Nach dem Bus gings direkt auf unser Schiff. Was wir bei der Buchung irgendwie total ueberlesen haben oder einfach nicht wahr haben wollten: unser Schiff war eine preisgekroente Racing-Maschine.


Solange der Motor lief war noch alles wie auf dem Kinderkarussel, aber als die Segel gesetzt waren, ging das Abenteuer los. Nani schickte wohl stille Gebete los, ich dachte mir, dass die Crew den Eindurck machte, nicht den ersten Tag auf dem offenen Meer unterwegs zu sein und schenkte ihnen daher mein volles Vertrauen. Die Schraegstellung und das Tempo hatten schon was!

Nach zwei anstrengenden Stunden Segeln konnten wir die Zeit in Ruhe an einem - sorry, ich will wirklich niemanden nerven - wunderschoenen Strand verbummeln. Ich lass dann einfach mal Bilder sprechen, um mich nicht wiederholen zu muessen!



Auf unserem Rueckweg war der Wind dann weniger stark und das fand ich dann fast schon wieder langweilig... Aber es gab ne kleine Knotenschulung an Bord und dann waren wir auch schon wieder "daheim" in Airlie Beach. Gleich holen wir uns was zum Beissen und morgen werden wir dann schnorcheln gehen, ich hoffe ganz doll, dass sich dann endlich mal ne kleine Schildkroete blicken laesst - das wird einem doch in jedem Reisefuehrer versprochen, oder?!
12. August 2006
007 - Byron Bay - Brisbain - Hervey Bay und Fraser Island
Endlich! Also an mir hats nicht gelegen, aber in den letzten Tagen gab es entweder gar kein Internet oder nur zu exorbitanten Preisen ... also folgt hier nun ein kleiner Rueckblick!

Byron Bay hat uns auch am letzten Morgen mit einem grossen Regenbogen bei Weissbrot (ich kanns jetzt schon nicht mehr sehen) und Latte verabschiedet.

Dann startete unsere kurze Bustour nach Brisbain. Leider kamen wir dort dann aber doch zu spaet fuer alles an. Das Hostel lag nett, aber eben doch beschwerlich weit auf einem kleinen Huegel, der uns mit unseren Rucksaecken unmenschlich hoch vorkam. Das Zimmer war dann eine kleine Ueberraschung: eine 2-Mann-Bude mit leichtem Zellentrackt-Flair. Egal, schnell geduscht ging es ab in die Stadt - und die machte sich zu diesem Zeitpunkt schon nachtfein, soll heissen: bis auf einen kurzen Blick in den Botanischen Garten haben wir nicht mehr viel sehen koennen. Okay, dann haben wir halt einfach mal so lange gelesen, wie WIR wollten oder besser bis Nani muede war. Ich hab danach bei Taschenlampenlicht weiter "Entwined" verschlungen, welch ein Schmoecker vom Grabbeltisch irgendwo in Sydney!

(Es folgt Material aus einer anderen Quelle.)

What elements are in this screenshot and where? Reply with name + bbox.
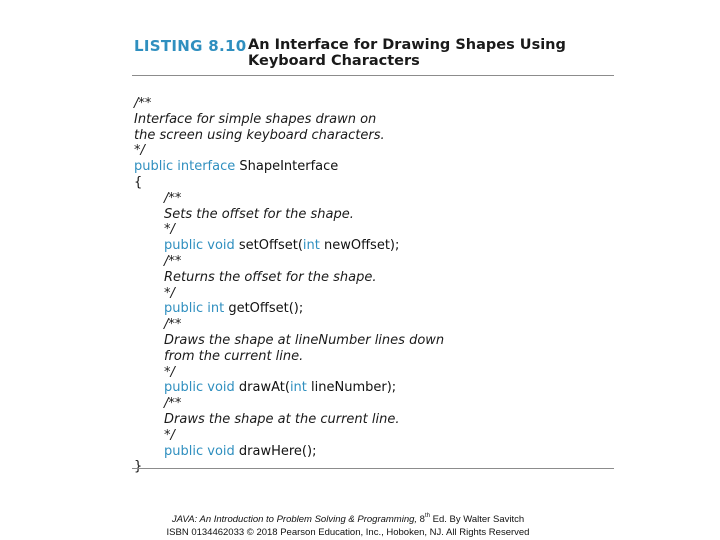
code-line <box>134 175 444 191</box>
code-line <box>134 349 444 365</box>
code-comment: /** <box>164 190 182 206</box>
footer-copyright: ISBN 0134462033 © 2018 Pearson Education, Inc., Hoboken, NJ. All Rights Reserved <box>166 527 530 538</box>
code-text: setOffset( <box>234 238 303 254</box>
code-block <box>134 96 444 475</box>
code-comment: Draws the shape at lineNumber lines down <box>164 332 445 348</box>
footer-edition-rest: Ed. By Walter Savitch <box>432 514 525 525</box>
code-keyword: public void <box>164 443 235 459</box>
code-line <box>134 112 444 128</box>
top-rule <box>132 75 614 76</box>
listing-title <box>248 37 566 69</box>
footer-book-title: JAVA: An Introduction to Problem Solving & Programming, <box>171 514 418 525</box>
bottom-rule <box>132 468 614 469</box>
code-text: getOffset(); <box>224 301 304 317</box>
code-keyword: int <box>302 238 320 254</box>
code-comment: Draws the shape at the current line. <box>164 411 400 427</box>
code-line <box>134 365 444 381</box>
code-text: lineNumber); <box>306 380 397 396</box>
code-line <box>134 254 444 270</box>
code-comment: */ <box>164 285 175 301</box>
code-comment: */ <box>164 427 175 443</box>
code-line <box>134 380 444 396</box>
code-line <box>134 301 444 317</box>
footer-edition-suffix: th <box>424 513 430 519</box>
code-comment: /** <box>134 96 152 111</box>
code-line <box>134 270 444 286</box>
code-text: drawAt( <box>234 380 290 396</box>
code-comment: */ <box>134 143 145 159</box>
code-line <box>134 444 444 460</box>
code-keyword: int <box>289 380 307 396</box>
code-line <box>134 96 444 112</box>
code-line <box>134 128 444 144</box>
code-comment: /** <box>164 253 182 269</box>
code-text: drawHere(); <box>234 443 317 459</box>
listing-title-line-1: An Interface for Drawing Shapes Using <box>248 37 566 53</box>
code-line <box>134 207 444 223</box>
code-text: { <box>134 174 143 190</box>
footer-edition-number: 8 <box>419 514 425 525</box>
code-line <box>134 159 444 175</box>
code-keyword: public interface <box>134 159 236 175</box>
code-keyword: public void <box>164 238 235 254</box>
code-comment: Sets the offset for the shape. <box>164 206 354 222</box>
footer-citation <box>0 514 708 525</box>
code-comment: */ <box>164 364 175 380</box>
code-text: ShapeInterface <box>235 159 339 175</box>
listing-title-line-2: Keyboard Characters <box>248 53 420 69</box>
code-text: } <box>134 459 143 475</box>
code-comment: Returns the offset for the shape. <box>164 269 377 285</box>
code-comment: the screen using keyboard characters. <box>134 127 385 143</box>
code-line <box>134 317 444 333</box>
code-line <box>134 191 444 207</box>
code-text: newOffset); <box>319 238 400 254</box>
code-comment: Interface for simple shapes drawn on <box>134 111 377 127</box>
code-line <box>134 412 444 428</box>
code-comment: from the current line. <box>164 348 304 364</box>
code-line <box>134 396 444 412</box>
code-comment: /** <box>164 317 182 333</box>
code-comment: */ <box>164 222 175 238</box>
code-line <box>134 238 444 254</box>
code-comment: /** <box>164 396 182 412</box>
code-keyword: public int <box>164 301 225 317</box>
code-line <box>134 222 444 238</box>
code-line <box>134 428 444 444</box>
listing-label: LISTING 8.10 <box>134 37 247 55</box>
code-line <box>134 333 444 349</box>
code-line <box>134 143 444 159</box>
code-line <box>134 286 444 302</box>
code-keyword: public void <box>164 380 235 396</box>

Am naechsten Tag ging es Punkt 12:00 Uhr los Richtung Hervey Bay. Aber nach gut 2 Stunden ging dann mit dem Greyhound-Bus nix mehr. Irgendein Motorschaden, an dem sich erst der Busfahrer selbst, dann irgendein ein Spezialist und schliesslich keiner mehr versuchte.

Man schickte uns nach weiteren 2 Stunden endlich einen Ersatzbus aus Brisbain hinterher. Okay, ich will mich nicht beschweren, wir hatten immerhin ein Klo und McDoof in der Naehe. Und eine etwas verpeilte Barbara aus Bayern meinte, uns unterhalten zu muessen - nur leider stank sie auch um 16:00 noch nach dem Alkohol der letzten Nacht und fand sich selbst am lustigsten. Naja, ich kann dann ja auch auf stur schalten und einfach lesen...
Gegen 19:30 Uhr setzten uns dann der Ersatzbus endlich in Hervey Bay ab. Was nach einem netten Stranddorf klingt zog sich in Wirklichkeit ueber Kilometer hin und auf uns wartete diesmal kein Pickup-Service. Der Busfahrer muss uns die stille Verzweiflung angesehen haben, also durften wir nochmal einsteigen und er brachte uns bis vor die wirklich weit entfernte Hosteltuer - unser Held des Tages! Einchecken dann kurz vor der Angst, und dann gings uns schon viel besser!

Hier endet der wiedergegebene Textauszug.